Посередине комнаты стоял большой круглый стол, окруженный старинными креслами. На нем среди книг и газет стоял большой фотографический портрет Зигмунта, снятый с него лет шесть тому назад, когда он двадцатилетним молодым человеком обучался живописи в Мюнхене. Фотография эта была сделана на память об одном из эпизодов его жизни. Немало таких сувениров наполняли комнату его матери в виде рисунков, снимков и портретов, написанных красками. На ней был изображен молодой человек в небрежной, немного искусственной позе, прислонившийся к обломку колонны; его красивое лицо не оживляла улыбка, тускло смотрели глаза, а изящные усики оттеняли капризный изгиб его тонких губ. Даже в том, как он скрестил ноги у подножья колонны, видно было, что он не ступал, а попирал ими землю с чувством собственного превосходства над всем и всеми.

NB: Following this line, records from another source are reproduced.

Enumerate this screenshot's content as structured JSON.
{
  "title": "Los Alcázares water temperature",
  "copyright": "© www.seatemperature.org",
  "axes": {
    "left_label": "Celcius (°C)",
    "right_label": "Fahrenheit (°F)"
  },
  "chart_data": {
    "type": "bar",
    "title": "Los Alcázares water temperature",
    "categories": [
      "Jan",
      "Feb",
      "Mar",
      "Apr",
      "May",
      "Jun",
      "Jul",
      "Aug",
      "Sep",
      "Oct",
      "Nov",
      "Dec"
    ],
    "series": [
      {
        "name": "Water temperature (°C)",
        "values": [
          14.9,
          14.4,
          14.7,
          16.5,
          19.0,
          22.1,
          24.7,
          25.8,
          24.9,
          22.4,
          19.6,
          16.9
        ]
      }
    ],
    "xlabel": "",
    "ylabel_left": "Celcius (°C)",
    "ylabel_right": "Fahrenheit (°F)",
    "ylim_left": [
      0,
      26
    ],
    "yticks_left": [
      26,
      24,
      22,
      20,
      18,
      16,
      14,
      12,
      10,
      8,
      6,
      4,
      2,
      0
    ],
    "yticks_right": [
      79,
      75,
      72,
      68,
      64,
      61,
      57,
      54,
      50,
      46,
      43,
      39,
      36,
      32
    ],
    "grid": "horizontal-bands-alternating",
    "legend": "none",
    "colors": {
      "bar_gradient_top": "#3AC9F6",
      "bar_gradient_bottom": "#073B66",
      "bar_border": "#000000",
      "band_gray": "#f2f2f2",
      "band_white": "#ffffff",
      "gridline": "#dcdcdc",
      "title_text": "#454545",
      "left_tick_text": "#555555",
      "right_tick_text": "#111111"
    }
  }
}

Пани Корчинская опустила на стол свои крепко сжатые руки и долго всматривалась в портрет сына, который шесть лет тому назад радостно взволновал ее душу и пробудил в ней рой светлых надежд. Теперь вдруг как-то сразу на нее пахнуло холодом от этого красивого лица, презрительная складка губ выступила с необычной отчетливостью. Пани Корчинская сделала движение рукой, точно хотела отогнать неизвестно откуда появившееся ужасное видение. Но видение это родилось не в ее голове: оно было следствием ее долгих наблюдений над Зигмунтом со дня его приезда в Осовцы — наблюдений, наполнявших ее душу несказанной горечью. Долго не спускала она с портрета своих потускневших глаз.
«Не любит он ее! Через два года после свадьбы — и уже не любит…» Да и в самом деле, любил ли он когда-нибудь и кого-нибудь?

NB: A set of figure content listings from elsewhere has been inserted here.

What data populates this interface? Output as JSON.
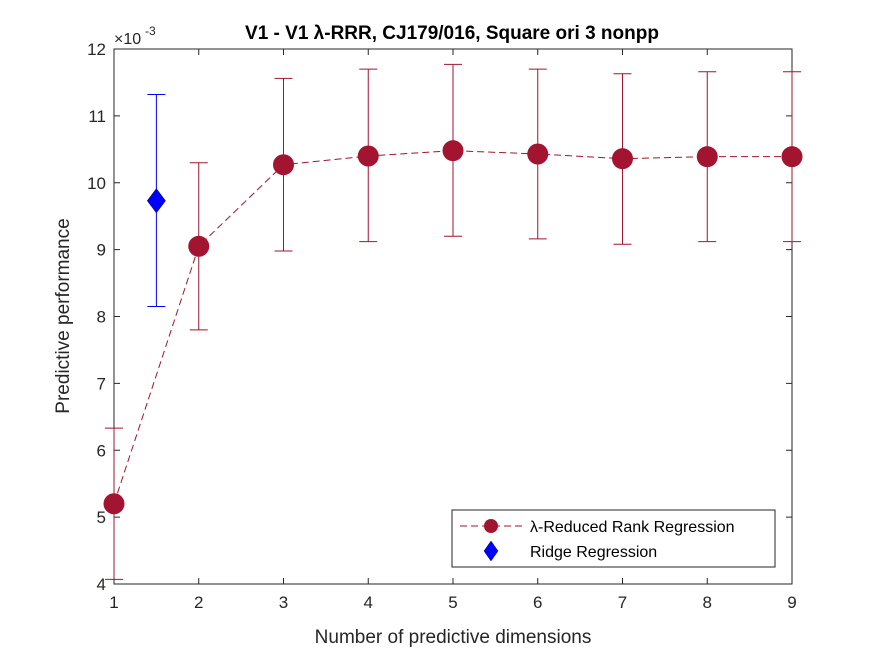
{
  "chart_data": {
    "type": "scatter",
    "title": "V1 - V1 λ-RRR, CJ179/016, Square ori 3 nonpp",
    "xlabel": "Number of predictive dimensions",
    "ylabel": "Predictive performance",
    "y_exponent_label": "×10",
    "y_exponent_power": "-3",
    "xlim": [
      1,
      9
    ],
    "ylim": [
      4,
      12
    ],
    "xticks": [
      "1",
      "2",
      "3",
      "4",
      "5",
      "6",
      "7",
      "8",
      "9"
    ],
    "yticks": [
      "4",
      "5",
      "6",
      "7",
      "8",
      "9",
      "10",
      "11",
      "12"
    ],
    "grid": false,
    "legend_position": "bottom-right",
    "series": [
      {
        "name": "λ-Reduced Rank Regression",
        "color": "#a2142f",
        "marker": "circle",
        "line": "dashed",
        "x": [
          1,
          2,
          3,
          4,
          5,
          6,
          7,
          8,
          9
        ],
        "y": [
          5.2,
          9.05,
          10.27,
          10.4,
          10.48,
          10.43,
          10.36,
          10.39,
          10.39
        ],
        "err_low": [
          4.07,
          7.8,
          8.98,
          9.12,
          9.2,
          9.16,
          9.08,
          9.12,
          9.12
        ],
        "err_high": [
          6.33,
          10.3,
          11.56,
          11.7,
          11.77,
          11.7,
          11.63,
          11.66,
          11.66
        ]
      },
      {
        "name": "Ridge Regression",
        "color": "#0000ff",
        "marker": "diamond",
        "line": "none",
        "x": [
          1.5
        ],
        "y": [
          9.73
        ],
        "err_low": [
          8.15
        ],
        "err_high": [
          11.32
        ]
      }
    ]
  }
}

Подобный вопрос для женщины, которая сама умела любить так глубоко, так свято, был очень важным вопросом; заключавшееся в нем сомнение походило на тяжелое сомнение человека у смертного одра любимого существа. Не с бóльшим страданием она спрашивала бы себя над изголовьем сына, сраженного тяжелым недугом: выздоровеет или нет? Она видела людей, умиравших ради великой любви, и чтила их как святых; человек без любви, даже самый обыкновенный, мелочный, казался ей трупом.

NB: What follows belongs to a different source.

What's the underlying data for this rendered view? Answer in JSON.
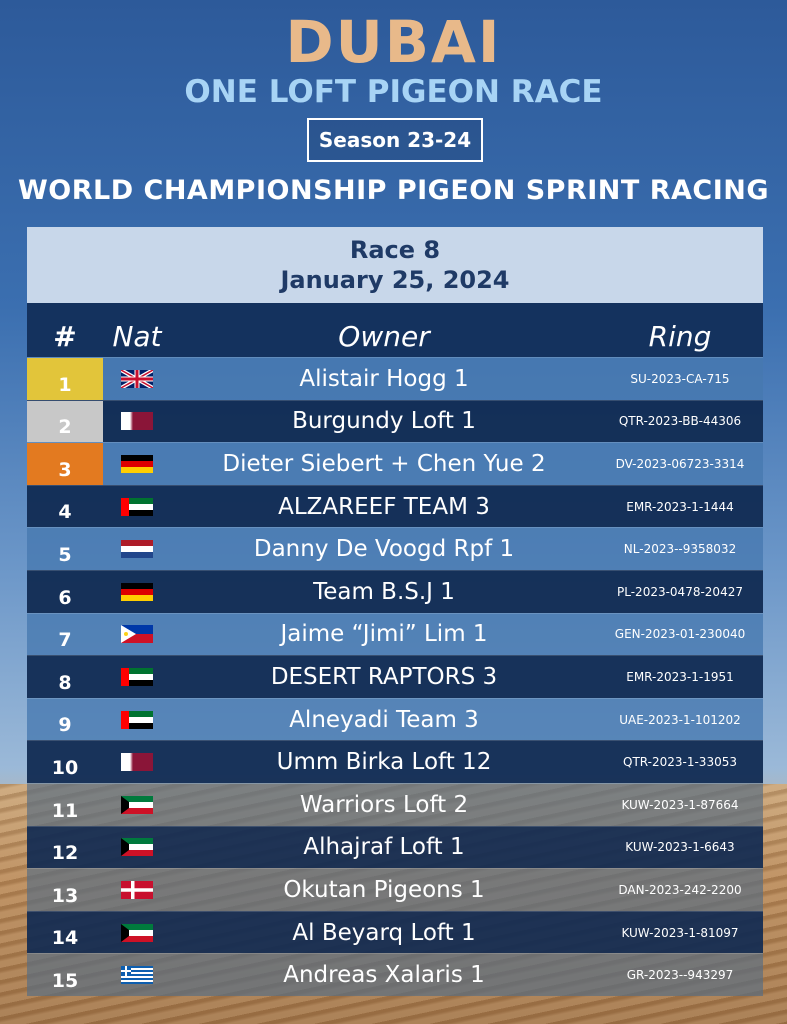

Она перевела глаза на одну из стен, до половины увешанную рисунками Зигмунта. Она хотела уверить себя, что в его душе живет и жил тот священный огонь, который отличает избранников от толпы. Как бы то ни было, он художник, любит искусство, поклоняется ему. Но то, на что она смотрела, было только младенческими опытами, написанными вот здесь, около этого стола, под ее непосредственным наблюдением. Кое-где посреди этих ребяческих набросков виднелись более поздние работы, присланные или привезенные из далеких краев: какая-то женская головка, эскиз каких-то развалин, какой-то маленький пейзажик, срисованный с рабской верностью с красивого уголка чужой земли, — мелочи, свидетельствующие о бедности воображения и большом старании не особенно вдохновенной кисти. Ничтожность фантазии, кропотливая работа, к тому же не без технических недостатков, ни одного смелого движения мысли, ни одного оригинального удара кисти — ничего самостоятельного. А ведь тут все, за исключением той картинки, которая четыре года тому назад внушила Зигмунту надежду на блестящую будущность. Луч надежды мелькнул и исчез, а будущее… Да почему же, почему? Неужели он не был художником?
Всегда спокойное лицо пожилой женщины исказилось страхом и болью, кровь горячим потоком залила бледный лоб, руки судорожно стиснули развернутый лист газеты. Было видно, что утвердительный ответ: «да, не был» на вопрос, который с быстротой молнии промелькнул в ее голове, страшно поразил бы ее.